De uitvaardigende justitiële autoriteit heeft de feiten niet aangeduid als feiten waarvoor het vereiste van toetsing van dubbele strafbaarheid niet geldt. Overlevering kan in dat geval worden toegestaan, wanneer voldaan is aan de kaderbesluitconform uitgelegde eisen die in artikel 7, eerste lid, aanhef en onder b, OLW juncto artikel 7, eerste lid, onder a 2°, OLW zijn neergelegd.
De rechtbank stelt vast dat hieraan is voldaan.
De feiten leveren naar Nederlands recht op:
opzettelijk iemand wederrechtelijk van de vrijheid beroven
poging tot diefstal, voorafgegaan van geweld tegen personen, gepleegd met het oogmerk om die diefstal voor te bereiden
poging tot diefstal, waarbij de schuldige het weg te nemen goed onder zijn bereik heeft gebracht door middel van braak

5.Slotsom

Nu is vastgesteld dat het EAB voldoet aan de eisen van artikel 2 OLW, er ook verder geen weigeringsgronden aan de overlevering in de weg staan en geen sprake is van een geval waarin aan het EAB geen gevolg mag worden gegeven, moet de overlevering worden toegestaan.

6.Toepasselijke wetsbepalingen

De artikelen 45, 282, 311 en 312 Wetboek van Strafrecht en de artikelen 2, 5 en 7 OLW.

7.Beslissing

STAAT TOEde overlevering van
[opgeëiste persoon]aan
the Circuit Court in Gorzów Wielkopolski(Polen) voor de feiten zoals die zijn omschreven in onderdeel e) van het EAB.
Aldus gedaan door
mr.
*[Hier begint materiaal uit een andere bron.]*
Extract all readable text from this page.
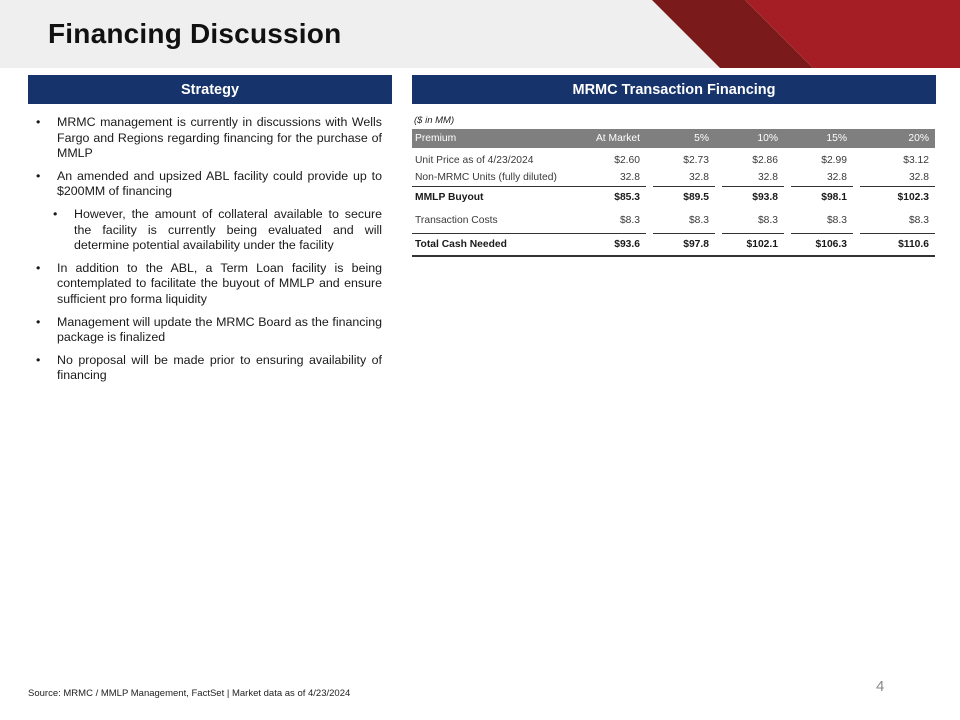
Financing Discussion
Strategy	MRMC Transaction Financing
• MRMC management is currently in discussions with Wells Fargo and Regions regarding financing for the purchase of MMLP
• An amended and upsized ABL facility could provide up to $200MM of financing
• However, the amount of collateral available to secure the facility is currently being evaluated and will determine potential availability under the facility
• In addition to the ABL, a Term Loan facility is being contemplated to facilitate the buyout of MMLP and ensure sufficient pro forma liquidity
• Management will update the MRMC Board as the financing package is finalized
• No proposal will be made prior to ensuring availability of financing
($ in MM)
Premium	At Market		5%		10%		15%		20%

Unit Price as of 4/23/2024	$2.60		$2.73		$2.86		$2.99		$3.12
Non-MRMC Units (fully diluted)	32.8		32.8		32.8		32.8		32.8
MMLP Buyout	$85.3		$89.5		$93.8		$98.1		$102.3
Transaction Costs	$8.3		$8.3		$8.3		$8.3		$8.3
Total Cash Needed	$93.6		$97.8		$102.1		$106.3		$110.6
Source: MRMC / MMLP Management, FactSet | Market data as of 4/23/2024	4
M.C.M. Hamer, voorzitter,
mrs. J. van Zijl en R. Godthelp, rechters,
in tegenwoordigheid van mr. V.D. Reinders, griffier,
en uitgesproken ter openbare zitting van 23 juni 2022.
Ingevolge artikel 29, tweede lid, OLW staat tegen deze uitspraak geen gewoon rechtsmiddel open.